Sesat. Ajaran sesat Dion semakin membuat Sean sakit kepala.
Melihat Sean tidak menganggapi dirinya, Dion kembali berpikir keras. "Hmm, atau ... lo mau coba pacaran sama bini orang. Janda juga boleh."
Sean menghentikan gerakan pensilnya. Pemuda itu menoleh dingin lalu berkata, "Boleh, nyokap lo juga boleh."
"Bangsat! Gue aduin ke Papa mampus lo!" Dion menunjuk wajah Sean kesal. Pemuda itu lalu menghela nafas saat lagi-lagi Sean tidak menganggapi dirinya.
Dion menghela nafas pasrah. "Sebenernya gue bingung, kenapa Elisha deketin lo."
Nampaknya topik ini cukup sensitif bagi Sean. Lihat saja, pemuda itu terdiam kaku dan Dion semakin gencar untuk mengajukan pertanyaan.
"Elisha bantu lo, 'kan? Coba pikir, apa maksud dia sampai bantu lo yang notabene musuh keluarganya?"
Sean sudah memikirkan ini selama beberapa hari tetapi ia tidak menemukan jawaban atas pertanyaannya. Sungguh, ia sudah lelah dengan kekejaman dunia.
"Walaupun dia nggak bantu banyak, ... tapi Elisha cukup memberi lo banyak informasi, 'kan?" tanya Dion. Walaupun tidak dijawab Sean, Dion tetap mengemukakan analisa dibenaknya.
Itu benar, entah itu fakta atau tidak. Nyatanya, Elisha membuat dirinya mengetahui banyak hal tentang keluarga Alexander. Gadi itu membantunya tetapi Sean tidak tahu maksud dari itu.
Sean mulai tertarik untuk membahas ini bersama dengan Dion. Pemuda itu memutar kursinya membuat ia ikut membalikkan badan menatap Dion yang mulai tersenyum kesenangan karena akhirnya tidak diacuhkan.
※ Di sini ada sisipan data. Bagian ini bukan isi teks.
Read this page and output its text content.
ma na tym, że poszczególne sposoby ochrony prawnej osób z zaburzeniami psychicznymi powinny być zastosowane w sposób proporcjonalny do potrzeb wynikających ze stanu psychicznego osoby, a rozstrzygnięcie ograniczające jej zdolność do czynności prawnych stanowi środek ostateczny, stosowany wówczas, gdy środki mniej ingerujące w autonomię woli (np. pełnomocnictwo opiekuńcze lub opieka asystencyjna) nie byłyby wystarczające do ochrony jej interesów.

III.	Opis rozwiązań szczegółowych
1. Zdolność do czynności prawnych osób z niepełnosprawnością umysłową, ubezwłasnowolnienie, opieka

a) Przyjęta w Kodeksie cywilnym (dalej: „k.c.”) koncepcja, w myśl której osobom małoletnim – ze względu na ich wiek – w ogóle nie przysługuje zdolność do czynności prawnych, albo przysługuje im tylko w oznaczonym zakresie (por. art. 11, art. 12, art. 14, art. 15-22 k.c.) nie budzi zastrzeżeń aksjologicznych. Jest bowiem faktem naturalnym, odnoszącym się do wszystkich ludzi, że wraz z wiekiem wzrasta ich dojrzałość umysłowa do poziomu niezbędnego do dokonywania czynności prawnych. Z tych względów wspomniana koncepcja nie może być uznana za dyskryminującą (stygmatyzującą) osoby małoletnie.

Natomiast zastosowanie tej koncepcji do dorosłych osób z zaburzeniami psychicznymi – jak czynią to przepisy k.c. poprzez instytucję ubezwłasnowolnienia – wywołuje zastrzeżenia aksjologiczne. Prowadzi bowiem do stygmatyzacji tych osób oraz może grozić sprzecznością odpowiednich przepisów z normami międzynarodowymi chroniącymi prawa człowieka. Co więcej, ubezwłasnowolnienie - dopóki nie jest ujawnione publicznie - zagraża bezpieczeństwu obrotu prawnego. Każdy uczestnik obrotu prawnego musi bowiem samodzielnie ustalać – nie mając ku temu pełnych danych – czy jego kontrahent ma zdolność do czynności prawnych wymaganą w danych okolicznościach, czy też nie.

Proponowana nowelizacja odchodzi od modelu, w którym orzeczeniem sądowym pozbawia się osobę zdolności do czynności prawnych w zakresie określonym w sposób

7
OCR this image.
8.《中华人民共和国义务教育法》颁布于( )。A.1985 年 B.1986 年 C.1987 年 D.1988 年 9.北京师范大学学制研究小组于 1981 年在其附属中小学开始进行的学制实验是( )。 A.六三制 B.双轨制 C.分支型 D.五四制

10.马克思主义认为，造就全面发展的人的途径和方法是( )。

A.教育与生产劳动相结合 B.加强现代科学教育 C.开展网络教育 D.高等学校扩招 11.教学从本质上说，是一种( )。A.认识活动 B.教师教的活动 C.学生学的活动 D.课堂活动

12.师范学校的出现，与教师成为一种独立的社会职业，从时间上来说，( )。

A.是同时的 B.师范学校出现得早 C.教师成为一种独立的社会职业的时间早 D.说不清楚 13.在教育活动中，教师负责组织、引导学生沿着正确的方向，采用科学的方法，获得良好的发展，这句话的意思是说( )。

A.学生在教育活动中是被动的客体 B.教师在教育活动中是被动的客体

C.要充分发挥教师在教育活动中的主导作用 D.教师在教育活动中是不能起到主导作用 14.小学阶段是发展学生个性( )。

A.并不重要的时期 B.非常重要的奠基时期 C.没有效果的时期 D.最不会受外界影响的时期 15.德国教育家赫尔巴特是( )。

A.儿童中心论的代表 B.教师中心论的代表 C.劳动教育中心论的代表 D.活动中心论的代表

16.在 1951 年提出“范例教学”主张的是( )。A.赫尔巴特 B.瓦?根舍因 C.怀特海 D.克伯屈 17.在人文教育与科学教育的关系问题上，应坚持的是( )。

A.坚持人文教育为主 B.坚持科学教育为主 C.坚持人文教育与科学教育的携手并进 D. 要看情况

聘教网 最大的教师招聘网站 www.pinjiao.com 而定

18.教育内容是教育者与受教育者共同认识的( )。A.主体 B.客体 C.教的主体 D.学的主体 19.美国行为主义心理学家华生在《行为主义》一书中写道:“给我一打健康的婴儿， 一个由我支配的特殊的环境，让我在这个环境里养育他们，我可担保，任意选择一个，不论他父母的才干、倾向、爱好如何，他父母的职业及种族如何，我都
"Menurut lo ..., ada kemungkinan kalau Elisha punya konflik dengan keluarganya sendiri? Bisa jadi, dia mau balas dendam juga," ujar Sean, mengemukakan segala hal yang terus ia pikirkan.
Dion mangguk-mangguk sedikit paham. "Sebenarnya, perselisihan anggota keluarga kaya itu banyak terjadi di dunia nyata ..."
"Perebutan kekuasaan dan harta warisan?" potong Sean dan diangguki oleh Dion.
"Bisa jadi, tapi masalahnya ... buat apa Elisha ngelakuin itu?"
Nah itu dia. Seharusnya Elisha mendukung Edison dan membuat kesan baik, bukan? Agar, apa yang sudah disiapkan menjadi miliknya di kemudian hari.
"Elisha bahkan mengatakan bahwa ayahnya adalah Mario William. Kenapa dia membuat skandal kelahiran yang rumit?" tukas Sean lalu berdecak.
"Nggak ada untungnya buat Elisha, bahkan ini merugikan dia."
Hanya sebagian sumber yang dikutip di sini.